Drop unreproducible design-distance multiple; correct undatabased non-host rate to 99%

caba6d4 verified 3 days ago

2.55 kB

	# Reference-free human/host read filter

	`dna_filter.py` wraps the classifier's `host` head as a read filter: FASTA/FASTQ in, per-read
	call out, no alignment and no database.

	## Modes

	- deplete-host (pathogen enrichment): emit the non-host reads, discarding human. The standard
	host-depletion step in clinical metagenomics, done without aligning to the human reference.
	- scrub-human (privacy): remove human reads before sharing or deposition.
	- classify: per-read origin and scores, no filtering.

	```bash
	python dna_filter.py reads.fastq.gz --mode deplete-host --out nonhost.fasta --report calls.tsv
	python dna_filter.py reads.fastq --mode scrub-human --out scrubbed.fasta
	python dna_filter.py reads.fasta --mode classify --report calls.tsv
	```

	## Footprint and throughput

	- Model: 2 MB safetensors (524,295 parameters, single k=8 head set). No reference database, no GPU.
	- Dependencies: `numpy` and `safetensors` only.
	- Throughput: ~5,600 reads/s on a single CPU thread at 300 bp; embarrassingly parallel across
	reads. For comparison, a Kraken2 RefSeq index is about 8 GB and an aligner needs the multi-
	gigabyte human reference.

	## Read-length behavior

	Host vs non-host AUROC by read length:

	\| length \| 50 \| 100 \| 150 \| 200 \| 300 \| 600 \| 1000 \|
	\|---\|---\|---\|---\|---\|---\|---\|---\|
	\| AUROC \| 0.955 \| 0.986 \| 0.998 \| 0.999 \| 1.000 \| 1.000 \| 1.000 \|

	It is near-perfect from 150 bp up (typical Illumina paired-end and assembled contigs) and still
	useful at 50 bp. At a balanced threshold of 0, scrub-human removes at least 99% of human reads
	while retaining essentially all non-host from 150 bp up; below 150 bp the separation narrows and
	the threshold should be tuned toward the mode's priority (aggressive removal for privacy,
	conservative retention for enrichment).

	## Scope

	- Strong: human against bacterial and viral sequence, the clinically dominant contrast.
	- Reference-free advantage: on sequence absent from every database, Kraken2 classifies 0% and
	BLAST 6.6%, while this filter calls 100% (99% as non-host).
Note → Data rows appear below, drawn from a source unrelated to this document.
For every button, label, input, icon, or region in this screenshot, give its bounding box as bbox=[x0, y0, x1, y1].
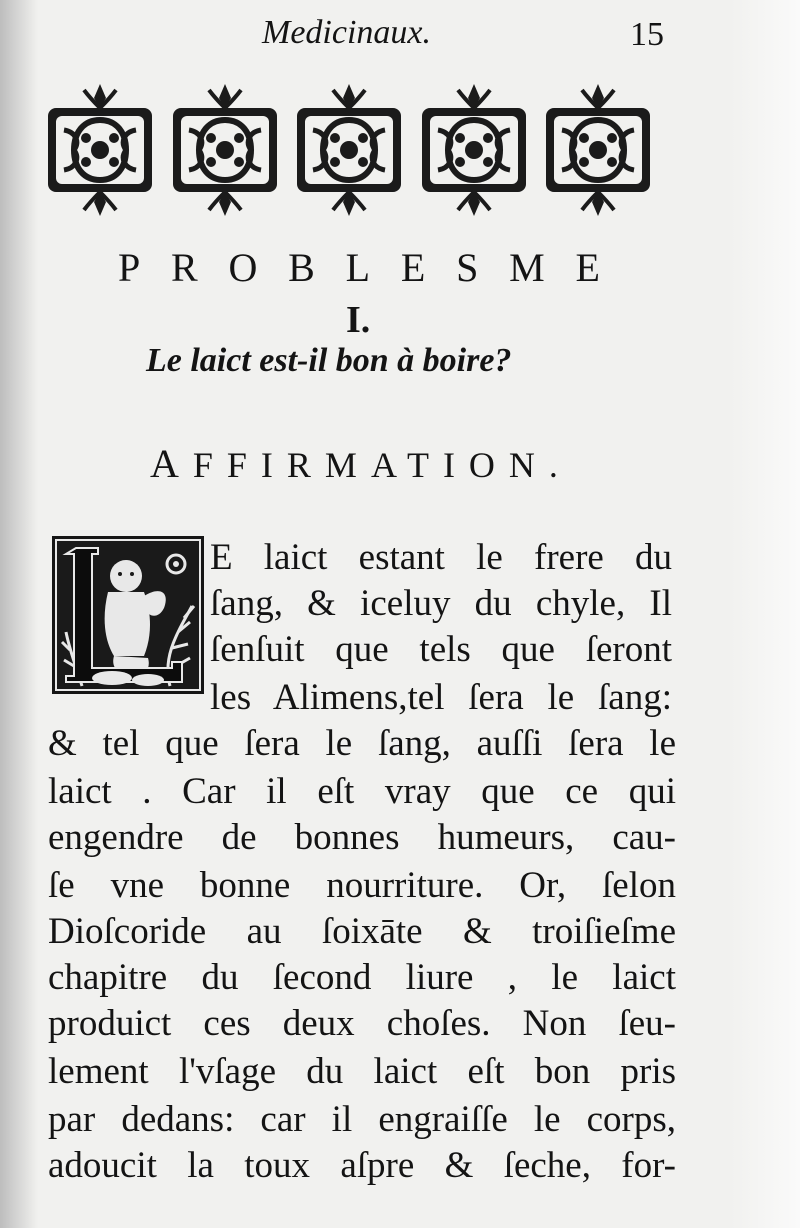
title-letter: E bbox=[400, 245, 444, 290]
text-line: ſang, & iceluy du chyle, Il bbox=[210, 583, 672, 624]
problem-number: I. bbox=[346, 299, 371, 341]
title-letter: R bbox=[171, 245, 216, 290]
text-line: ſenſuit que tels que ſeront bbox=[210, 629, 672, 670]
title-letter: P bbox=[118, 245, 159, 290]
text-line: ſe vne bonne nourriture. Or, ſelon bbox=[48, 865, 676, 906]
title-letter: S bbox=[456, 245, 497, 290]
text-line: les Alimens,tel ſera le ſang: bbox=[210, 677, 672, 718]
text-line: engendre de bonnes humeurs, cau- bbox=[48, 817, 676, 858]
text-line: & tel que ſera le ſang, auſſi ſera le bbox=[48, 723, 676, 764]
text-line: par dedans: car il engraiſſe le corps, bbox=[48, 1099, 676, 1140]
page-number: 15 bbox=[630, 16, 664, 53]
text-line: lement l'vſage du laict eſt bon pris bbox=[48, 1051, 676, 1092]
title-letter: B bbox=[288, 245, 333, 290]
text-line: laict . Car il eſt vray que ce qui bbox=[48, 771, 676, 812]
title-letter: E bbox=[575, 245, 618, 290]
section-heading-rest: FFIRMATION. bbox=[192, 445, 572, 485]
title-letter: M bbox=[509, 245, 563, 290]
text-line: produict ces deux choſes. Non ſeu- bbox=[48, 1003, 676, 1044]
problem-question: Le laict est-il bon à boire? bbox=[146, 342, 512, 379]
text-line: Dioſcoride au ſoixāte & troiſieſme bbox=[48, 911, 676, 952]
title-letter: L bbox=[345, 245, 389, 290]
section-heading-initial: A bbox=[150, 441, 193, 486]
text-line: adoucit la toux aſpre & ſeche, for- bbox=[48, 1145, 676, 1186]
text-line: chapitre du ſecond liure , le laict bbox=[48, 957, 676, 998]
text-line: E laict estant le frere du bbox=[210, 537, 672, 578]
running-title: Medicinaux. bbox=[262, 14, 431, 51]
title-letter: O bbox=[228, 245, 276, 290]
It is the only option when the
	sequence has no database match, for example environmental or divergent material.
	- Not for: discriminating closely related mammals (human vs mouse/rat is weak by composition);
	use it for host-vs-microbe, not for separating vertebrate species.

	The filter trades a database and an aligner for a 2 MB model that runs anywhere, at the cost of
	the per-base certainty an exact match gives when the organism is already in a reference.